I first met Arnold at the Workshops in the summer of 1990. On a hot summer night, I sat in the crowded Union Hall Theater to listen to his lecture, and see the images illustrating his long and extraordinary life as a photographer. It was a lecture he would give every year, and each year, he would begin by asking the young photographers in the audience if they knew of the notable subjects in his photographs – always imploring that we must know our history, telling his audience, “we learn from the past.”
It would be a very long lecture. Arnold loved to tell stories. His stories are pretty hard to beat – how many people can share with you their personal account of photographing the man responsible for curing polio or, every President since Truman? Photographing Otto Frank, the father of Anne Frank, on the day the Anne Frank House opened to the public or nearly every artist of note in the 20th century? About spending a day with Picasso? Being with Arnold was like being with a walking, talking history book.

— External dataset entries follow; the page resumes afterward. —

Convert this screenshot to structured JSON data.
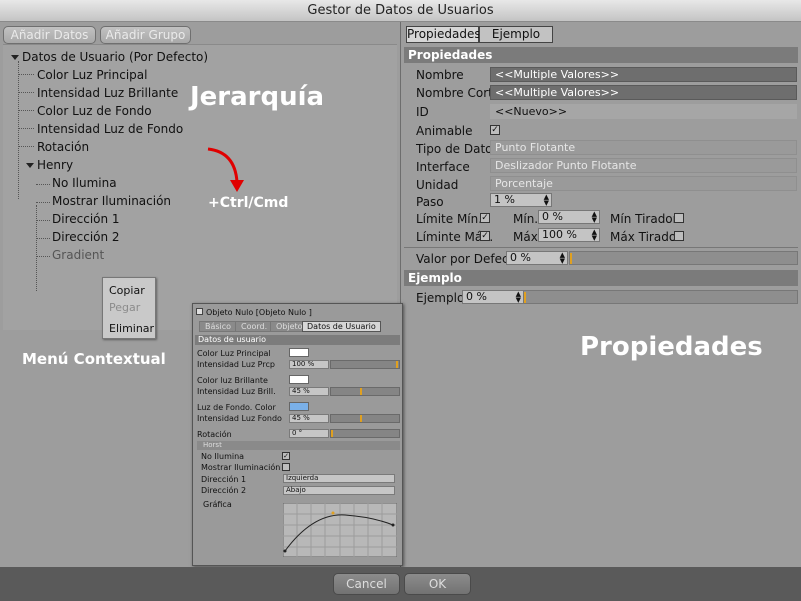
{
  "window": {
    "title": "Gestor de Datos de Usuarios"
  },
  "toolbar": {
    "add_data": "Añadir Datos",
    "add_group": "Añadir Grupo"
  },
  "tree": {
    "root": "Datos de Usuario (Por Defecto)",
    "items": [
      "Color Luz Principal",
      "Intensidad Luz Brillante",
      "Color Luz de Fondo",
      "Intensidad  Luz de Fondo",
      "Rotación"
    ],
    "group": "Henry",
    "group_items": [
      "No Ilumina",
      "Mostrar Iluminación",
      "Dirección 1",
      "Dirección 2",
      "Gradient"
    ]
  },
  "annotations": {
    "hierarchy": "Jerarquía",
    "ctrl": "+Ctrl/Cmd",
    "context_menu": "Menú Contextual",
    "properties": "Propiedades"
  },
  "context_menu": {
    "copy": "Copiar",
    "paste": "Pegar",
    "delete": "Eliminar"
  },
  "tabs": [
    "Propiedades",
    "Ejemplo"
  ],
  "props": {
    "section": "Propiedades",
    "name_label": "Nombre",
    "name_value": "<<Multiple Valores>>",
    "short_label": "Nombre Corto",
    "short_value": "<<Multiple Valores>>",
    "id_label": "ID",
    "id_value": "<<Nuevo>>",
    "animable_label": "Animable",
    "type_label": "Tipo de Dato",
    "type_value": "Punto Flotante",
    "iface_label": "Interface",
    "iface_value": "Deslizador Punto Flotante",
    "unit_label": "Unidad",
    "unit_value": "Porcentaje",
    "step_label": "Paso",
    "step_value": "1 %",
    "minlim_label": "Límite Mín.",
    "min_label": "Mín.",
    "min_value": "0 %",
    "mintir_label": "Mín Tirador",
    "maxlim_label": "Líminte Máx.",
    "max_label": "Máx",
    "max_value": "100 %",
    "maxtir_label": "Máx Tirador",
    "default_label": "Valor por Defecto",
    "default_value": "0 %",
    "default_fill": 0.0
  },
  "example": {
    "section": "Ejemplo",
    "label": "Ejemplo",
    "value": "0 %",
    "fill": 0.0
  },
  "footer": {
    "cancel": "Cancel",
    "ok": "OK"
  },
  "shot": {
    "title": "Objeto Nulo [Objeto Nulo ]",
    "tabs": [
      "Básico",
      "Coord.",
      "Objeto",
      "Datos de Usuario"
    ],
    "section": "Datos de usuario",
    "rows": [
      {
        "label": "Color Luz Principal"
      },
      {
        "label": "Intensidad Luz Prcp",
        "value": "100 %",
        "fill": 1.0
      },
      {
        "label": "Color luz Brillante"
      },
      {
        "label": "Intensidad Luz Brill.",
        "value": "45 %",
        "fill": 0.45
      },
      {
        "label": "Luz de Fondo. Color"
      },
      {
        "label": "Intensidad Luz Fondo",
        "value": "45 %",
        "fill": 0.45
      },
      {
        "label": "Rotación",
        "value": "0 °",
        "fill": 0.0
      }
    ],
    "group": "Horst",
    "no_ilumina": "No Ilumina",
    "mostrar": "Mostrar Iluminación",
    "dir1_label": "Dirección 1",
    "dir1_value": "Izquierda",
    "dir2_label": "Dirección 2",
    "dir2_value": "Abajo",
    "graph_label": "Gráfica"
  }
}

I, like so many others in that crowded Union Hall Theater for Arnold’s slide show, was captivated by the way each image appeared to emerge from the innermost essence of the sitter. These were not ordinary pictures of people. Rather, they evinced the spirits of individuals engaged in their various pursuits, their innermost psyches, and their most honest moments. He has provided the world some of the most memorably significant and truest depictions of important figures in the areas of politics, sciences, and of course, the arts. For many admirers of these subjects, Arnold’s are the quintessential images.
During his extended visits to the Workshops, Arnold would act as an unofficial artist in residence. Many would enjoy the company of Arnold and Augusta for meals under the dining tent, where Arnold would regale his listeners with yet more stories. After all, he had a lifetime of extraordinary experiences to share! Frequently, Arnold would ask young photographers to come sit with him and would ask to see their work. On more than one occasion, one of those informal portfolio reviews launched the career of a now well regarded photographer.
Arnold was always a teacher, when he was in the classroom, delivering a lecture, or even just sharing a meal. To learn from Arnold, was to learn from a great master of craft, a visionary photographer and genuinely learned man. He helped many understand, in a most profound way, what it is to be an artist. I am now a teacher. My students know that I do so love to tell “Arnold” stories, stories of my time working with him and to recount his many stories as a way to teach history. To a great extent, it was through these stories that I learned.
The life and work of Arnold Newman have had tremendous impact on the world, on those who know him only through his photographs as well as on those who have had the great fortune to know him personally. He shared with the world his keen observations of the great figures in our history; now, he is a part of that history, and an indelible part of the history of the Workshops.